The Carousing's Just Begun
For years our automobile industry did not have much to offer in the way of fresh air (Watch Out For Volkswagen, BT cover, Jan. 24). But now, India's fast-whirring economic engine is proving to be the lightening rod for car makers from around the world as they go about turning the country into a crowded corner of the automotive universe.
— Vineet Achyut, Delhi

Hot Rods and Wheels
With car sales sagging everywhere except in China and India, car makers are jousting to gain traction in these two markets. In recent years, global auto giants have charged into India with all guns blazing, launching ever new and zippier models to lure customers. As a result, India has become a buyer's market with car lovers spoilt for choice. But as the propensity to burn more rubber catches on, a word of caution would be in order. While we may be justified in looking to get the most car for our money, as responsible citizens, we must also ensure that our actions do not increase the carbon intensity of our economy.
— Alok Rai, Chennai

Auto Hub India
Cratering new car sales in America and Europe is prompting car makers to bring their most advanced products to the table in India, where sales numbers are turning more stellar by the day.

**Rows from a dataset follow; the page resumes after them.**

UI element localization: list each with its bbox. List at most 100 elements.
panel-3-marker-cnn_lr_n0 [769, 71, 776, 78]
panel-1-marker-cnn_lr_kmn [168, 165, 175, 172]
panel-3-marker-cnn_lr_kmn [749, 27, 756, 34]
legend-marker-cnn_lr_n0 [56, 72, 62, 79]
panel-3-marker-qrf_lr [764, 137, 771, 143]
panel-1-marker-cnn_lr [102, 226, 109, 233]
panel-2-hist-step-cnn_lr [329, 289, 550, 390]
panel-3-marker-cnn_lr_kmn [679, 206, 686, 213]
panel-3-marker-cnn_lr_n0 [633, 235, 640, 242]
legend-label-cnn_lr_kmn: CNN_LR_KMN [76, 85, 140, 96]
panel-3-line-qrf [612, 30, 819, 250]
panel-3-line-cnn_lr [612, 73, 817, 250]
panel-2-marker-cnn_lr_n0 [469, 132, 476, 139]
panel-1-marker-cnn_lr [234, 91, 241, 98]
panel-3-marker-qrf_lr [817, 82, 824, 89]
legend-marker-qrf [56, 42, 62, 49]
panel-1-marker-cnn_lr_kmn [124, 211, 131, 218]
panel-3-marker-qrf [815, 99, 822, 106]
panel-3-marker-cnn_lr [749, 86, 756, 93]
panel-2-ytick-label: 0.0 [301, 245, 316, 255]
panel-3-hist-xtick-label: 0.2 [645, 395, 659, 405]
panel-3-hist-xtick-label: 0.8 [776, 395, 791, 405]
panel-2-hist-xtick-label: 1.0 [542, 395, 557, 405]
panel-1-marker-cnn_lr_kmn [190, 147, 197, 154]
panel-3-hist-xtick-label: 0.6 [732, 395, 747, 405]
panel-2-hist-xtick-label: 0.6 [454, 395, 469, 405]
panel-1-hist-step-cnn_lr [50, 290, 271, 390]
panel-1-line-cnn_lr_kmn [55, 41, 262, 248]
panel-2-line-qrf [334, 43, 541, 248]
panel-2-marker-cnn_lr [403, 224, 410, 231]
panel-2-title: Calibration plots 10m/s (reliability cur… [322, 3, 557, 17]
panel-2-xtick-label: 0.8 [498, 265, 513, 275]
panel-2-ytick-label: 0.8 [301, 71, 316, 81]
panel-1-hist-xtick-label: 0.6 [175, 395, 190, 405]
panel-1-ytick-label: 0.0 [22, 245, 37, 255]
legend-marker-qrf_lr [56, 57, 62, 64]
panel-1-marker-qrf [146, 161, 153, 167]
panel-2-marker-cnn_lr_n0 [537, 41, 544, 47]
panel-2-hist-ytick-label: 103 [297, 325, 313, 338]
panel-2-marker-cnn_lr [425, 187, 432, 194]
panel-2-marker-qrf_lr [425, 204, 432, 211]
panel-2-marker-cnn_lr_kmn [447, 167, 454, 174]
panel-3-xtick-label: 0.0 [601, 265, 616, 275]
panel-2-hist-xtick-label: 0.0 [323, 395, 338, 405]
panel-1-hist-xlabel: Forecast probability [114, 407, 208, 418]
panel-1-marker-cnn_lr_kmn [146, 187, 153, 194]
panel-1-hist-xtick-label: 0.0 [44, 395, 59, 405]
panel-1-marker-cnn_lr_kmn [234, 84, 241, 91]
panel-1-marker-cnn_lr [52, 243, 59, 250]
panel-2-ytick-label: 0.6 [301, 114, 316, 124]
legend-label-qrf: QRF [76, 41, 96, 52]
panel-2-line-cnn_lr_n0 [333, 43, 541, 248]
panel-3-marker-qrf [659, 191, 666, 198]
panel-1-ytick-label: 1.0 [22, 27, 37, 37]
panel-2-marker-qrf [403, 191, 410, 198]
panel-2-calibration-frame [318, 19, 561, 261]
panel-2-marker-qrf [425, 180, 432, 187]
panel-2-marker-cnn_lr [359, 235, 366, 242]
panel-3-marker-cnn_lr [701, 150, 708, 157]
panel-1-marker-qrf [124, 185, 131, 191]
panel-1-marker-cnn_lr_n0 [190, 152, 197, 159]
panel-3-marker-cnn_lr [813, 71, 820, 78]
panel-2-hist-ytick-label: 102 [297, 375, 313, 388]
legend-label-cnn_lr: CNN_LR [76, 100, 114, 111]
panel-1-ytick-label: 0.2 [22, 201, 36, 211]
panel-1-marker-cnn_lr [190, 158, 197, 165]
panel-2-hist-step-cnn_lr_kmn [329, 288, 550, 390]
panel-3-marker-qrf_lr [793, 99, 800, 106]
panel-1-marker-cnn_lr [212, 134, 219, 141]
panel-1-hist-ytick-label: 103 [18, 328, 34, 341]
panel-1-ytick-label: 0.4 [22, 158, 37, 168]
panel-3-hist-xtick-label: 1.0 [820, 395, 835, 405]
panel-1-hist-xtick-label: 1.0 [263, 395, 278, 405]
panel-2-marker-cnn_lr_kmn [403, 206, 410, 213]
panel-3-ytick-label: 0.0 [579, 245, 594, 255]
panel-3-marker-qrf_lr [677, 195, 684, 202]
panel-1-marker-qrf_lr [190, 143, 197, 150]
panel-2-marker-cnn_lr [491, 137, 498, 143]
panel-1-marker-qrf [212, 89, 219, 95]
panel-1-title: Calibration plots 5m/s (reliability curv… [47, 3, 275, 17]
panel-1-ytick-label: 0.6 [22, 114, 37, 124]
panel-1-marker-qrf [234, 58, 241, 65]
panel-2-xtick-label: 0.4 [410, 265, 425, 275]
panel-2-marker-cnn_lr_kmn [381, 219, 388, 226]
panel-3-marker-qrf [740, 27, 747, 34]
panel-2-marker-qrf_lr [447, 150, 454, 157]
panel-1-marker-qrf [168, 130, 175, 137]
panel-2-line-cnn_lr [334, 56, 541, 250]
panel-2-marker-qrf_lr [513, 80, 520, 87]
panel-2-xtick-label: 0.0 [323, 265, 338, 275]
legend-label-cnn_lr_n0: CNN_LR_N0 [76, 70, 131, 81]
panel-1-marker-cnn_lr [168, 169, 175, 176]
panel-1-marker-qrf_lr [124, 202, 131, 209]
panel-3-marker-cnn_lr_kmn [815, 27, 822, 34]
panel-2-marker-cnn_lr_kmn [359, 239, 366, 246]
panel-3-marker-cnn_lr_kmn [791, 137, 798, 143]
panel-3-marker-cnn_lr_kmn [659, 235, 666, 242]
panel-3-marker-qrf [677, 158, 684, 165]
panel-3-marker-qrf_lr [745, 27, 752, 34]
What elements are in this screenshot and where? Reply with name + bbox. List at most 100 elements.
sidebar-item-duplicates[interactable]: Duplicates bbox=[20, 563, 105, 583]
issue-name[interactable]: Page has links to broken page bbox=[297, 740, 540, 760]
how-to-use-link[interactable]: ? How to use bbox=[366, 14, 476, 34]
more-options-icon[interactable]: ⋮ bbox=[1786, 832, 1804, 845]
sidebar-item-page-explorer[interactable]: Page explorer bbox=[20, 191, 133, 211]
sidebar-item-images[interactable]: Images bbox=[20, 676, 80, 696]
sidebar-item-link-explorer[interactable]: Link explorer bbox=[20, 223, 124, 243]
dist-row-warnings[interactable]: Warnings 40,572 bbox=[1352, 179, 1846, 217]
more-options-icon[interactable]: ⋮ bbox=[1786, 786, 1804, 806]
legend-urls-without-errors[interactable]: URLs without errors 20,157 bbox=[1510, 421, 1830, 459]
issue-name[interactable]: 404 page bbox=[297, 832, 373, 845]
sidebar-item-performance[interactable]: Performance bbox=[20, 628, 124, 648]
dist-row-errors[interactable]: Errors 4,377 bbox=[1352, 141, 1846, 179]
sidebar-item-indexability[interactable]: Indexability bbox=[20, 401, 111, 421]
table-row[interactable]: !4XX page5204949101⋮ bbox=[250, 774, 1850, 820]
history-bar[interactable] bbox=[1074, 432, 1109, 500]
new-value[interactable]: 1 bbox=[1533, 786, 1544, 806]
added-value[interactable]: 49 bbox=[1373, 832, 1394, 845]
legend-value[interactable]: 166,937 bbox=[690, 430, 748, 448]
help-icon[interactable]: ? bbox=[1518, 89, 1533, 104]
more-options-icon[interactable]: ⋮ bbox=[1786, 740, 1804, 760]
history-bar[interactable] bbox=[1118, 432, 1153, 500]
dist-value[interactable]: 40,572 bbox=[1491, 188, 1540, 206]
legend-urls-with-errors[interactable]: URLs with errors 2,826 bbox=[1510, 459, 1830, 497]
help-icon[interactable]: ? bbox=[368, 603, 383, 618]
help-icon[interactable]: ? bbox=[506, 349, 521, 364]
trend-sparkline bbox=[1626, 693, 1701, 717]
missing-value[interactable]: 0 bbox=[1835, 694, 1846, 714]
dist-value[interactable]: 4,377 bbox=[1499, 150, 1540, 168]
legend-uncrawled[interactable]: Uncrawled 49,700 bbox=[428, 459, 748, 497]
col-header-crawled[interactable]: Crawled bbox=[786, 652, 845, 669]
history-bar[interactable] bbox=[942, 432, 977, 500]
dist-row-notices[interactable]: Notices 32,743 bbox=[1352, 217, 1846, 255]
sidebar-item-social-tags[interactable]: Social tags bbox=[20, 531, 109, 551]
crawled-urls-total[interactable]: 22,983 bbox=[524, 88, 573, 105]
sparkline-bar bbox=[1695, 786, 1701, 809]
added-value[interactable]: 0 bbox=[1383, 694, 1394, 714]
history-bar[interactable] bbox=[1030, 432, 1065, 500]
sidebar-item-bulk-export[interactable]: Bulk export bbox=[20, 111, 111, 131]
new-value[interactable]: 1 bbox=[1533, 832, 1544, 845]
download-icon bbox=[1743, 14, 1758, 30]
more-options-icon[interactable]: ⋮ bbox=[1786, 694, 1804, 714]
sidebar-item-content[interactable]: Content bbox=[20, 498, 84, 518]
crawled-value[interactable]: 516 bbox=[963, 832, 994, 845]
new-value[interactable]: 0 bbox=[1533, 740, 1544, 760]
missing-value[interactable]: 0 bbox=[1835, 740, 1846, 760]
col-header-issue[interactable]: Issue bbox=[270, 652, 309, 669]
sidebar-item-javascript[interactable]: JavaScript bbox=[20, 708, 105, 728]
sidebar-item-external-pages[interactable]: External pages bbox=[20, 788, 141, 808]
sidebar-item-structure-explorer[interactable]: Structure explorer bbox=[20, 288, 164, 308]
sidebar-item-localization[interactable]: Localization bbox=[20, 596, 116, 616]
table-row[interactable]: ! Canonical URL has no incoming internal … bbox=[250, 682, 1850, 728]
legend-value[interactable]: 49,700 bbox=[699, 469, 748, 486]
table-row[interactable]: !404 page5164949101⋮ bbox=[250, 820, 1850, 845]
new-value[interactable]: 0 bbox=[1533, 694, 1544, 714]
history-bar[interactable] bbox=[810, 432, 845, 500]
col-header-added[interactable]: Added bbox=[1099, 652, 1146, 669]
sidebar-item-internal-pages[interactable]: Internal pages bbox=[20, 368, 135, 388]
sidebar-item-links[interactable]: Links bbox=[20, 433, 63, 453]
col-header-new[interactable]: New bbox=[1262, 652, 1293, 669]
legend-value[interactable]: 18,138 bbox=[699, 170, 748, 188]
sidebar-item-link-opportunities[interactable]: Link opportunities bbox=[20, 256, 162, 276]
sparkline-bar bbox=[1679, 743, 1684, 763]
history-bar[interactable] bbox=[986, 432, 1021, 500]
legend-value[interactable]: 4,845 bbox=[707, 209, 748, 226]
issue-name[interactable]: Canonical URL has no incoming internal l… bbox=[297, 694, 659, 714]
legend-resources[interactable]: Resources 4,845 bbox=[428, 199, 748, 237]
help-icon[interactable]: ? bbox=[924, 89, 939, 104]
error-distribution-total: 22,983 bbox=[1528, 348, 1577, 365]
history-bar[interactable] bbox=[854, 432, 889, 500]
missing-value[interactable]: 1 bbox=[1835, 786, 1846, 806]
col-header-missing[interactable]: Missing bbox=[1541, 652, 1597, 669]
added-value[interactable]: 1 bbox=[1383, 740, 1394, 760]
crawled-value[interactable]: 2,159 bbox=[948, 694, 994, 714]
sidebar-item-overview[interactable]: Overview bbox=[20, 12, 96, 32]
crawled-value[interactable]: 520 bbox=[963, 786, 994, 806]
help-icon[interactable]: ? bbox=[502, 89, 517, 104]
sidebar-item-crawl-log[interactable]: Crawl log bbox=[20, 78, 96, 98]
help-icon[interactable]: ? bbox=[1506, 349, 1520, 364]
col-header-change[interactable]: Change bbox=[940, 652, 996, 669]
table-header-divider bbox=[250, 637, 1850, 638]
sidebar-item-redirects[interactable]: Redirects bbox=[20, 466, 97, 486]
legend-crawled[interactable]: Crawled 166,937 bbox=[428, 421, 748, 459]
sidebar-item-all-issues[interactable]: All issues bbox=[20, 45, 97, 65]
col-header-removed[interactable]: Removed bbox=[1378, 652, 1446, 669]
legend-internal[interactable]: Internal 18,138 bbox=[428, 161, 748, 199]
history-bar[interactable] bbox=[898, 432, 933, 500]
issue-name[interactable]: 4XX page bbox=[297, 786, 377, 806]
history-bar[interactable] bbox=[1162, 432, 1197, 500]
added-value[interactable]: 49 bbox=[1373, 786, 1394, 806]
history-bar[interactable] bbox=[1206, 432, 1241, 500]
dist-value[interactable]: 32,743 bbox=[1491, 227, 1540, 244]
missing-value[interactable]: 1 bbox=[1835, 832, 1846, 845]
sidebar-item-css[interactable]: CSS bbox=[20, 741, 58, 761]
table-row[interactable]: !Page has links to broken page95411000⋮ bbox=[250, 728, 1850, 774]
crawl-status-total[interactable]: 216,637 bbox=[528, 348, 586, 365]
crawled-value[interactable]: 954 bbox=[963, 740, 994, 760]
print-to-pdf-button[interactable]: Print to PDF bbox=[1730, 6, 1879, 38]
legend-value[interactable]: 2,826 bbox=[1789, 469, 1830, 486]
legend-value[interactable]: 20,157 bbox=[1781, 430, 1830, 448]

Global auto giants, lured by the promise of the Indian car market, are busy lining up and launching brand new models that's sure to quicken the pulse of the Indian customer.
— Pranjal, Delhi

When Big is Beautiful
Such is the tarnished coinage of political debate in the country that giving in to the demand for Telangana is bound to open the floodgates to separatist demands from other regions regardless of the economic merits (Divide and Grow, BT, Jan. 24). I am sure many will concur that an increase in the number of states would put greater strain on the nation's federal structure and lead to centre-state relations fraying further.
— Mahesh Kumar, Delhi

Innovative Banking
India's Best Banks (BT cover, December 13) shows that banks need to innovate, develop differentiated business models and enhance their service platforms if they want to grow.
— Saransh, Delhi

Top CEO Mukesh Ambani
It's a proud moment for India Inc. that one of its own has been ranked among top five best-performing CEOs in the world by Harvard Business Review (The Best Performing CEOs, BT, Jan. 24). One of the reasons why the best CEOs outperform others is their willingness to keep an open mind and learn from real life experience. I recall what Mukesh Ambani said about the lessons he picked while spending his formative years in Mumbai. “I am a Mumbai boy. On its streets, I learnt to stand up for myself. On its road-side stalls, I learnt to bargain. In its commercial centres, I learnt business. In its cinemas, I learnt to dream,” he said.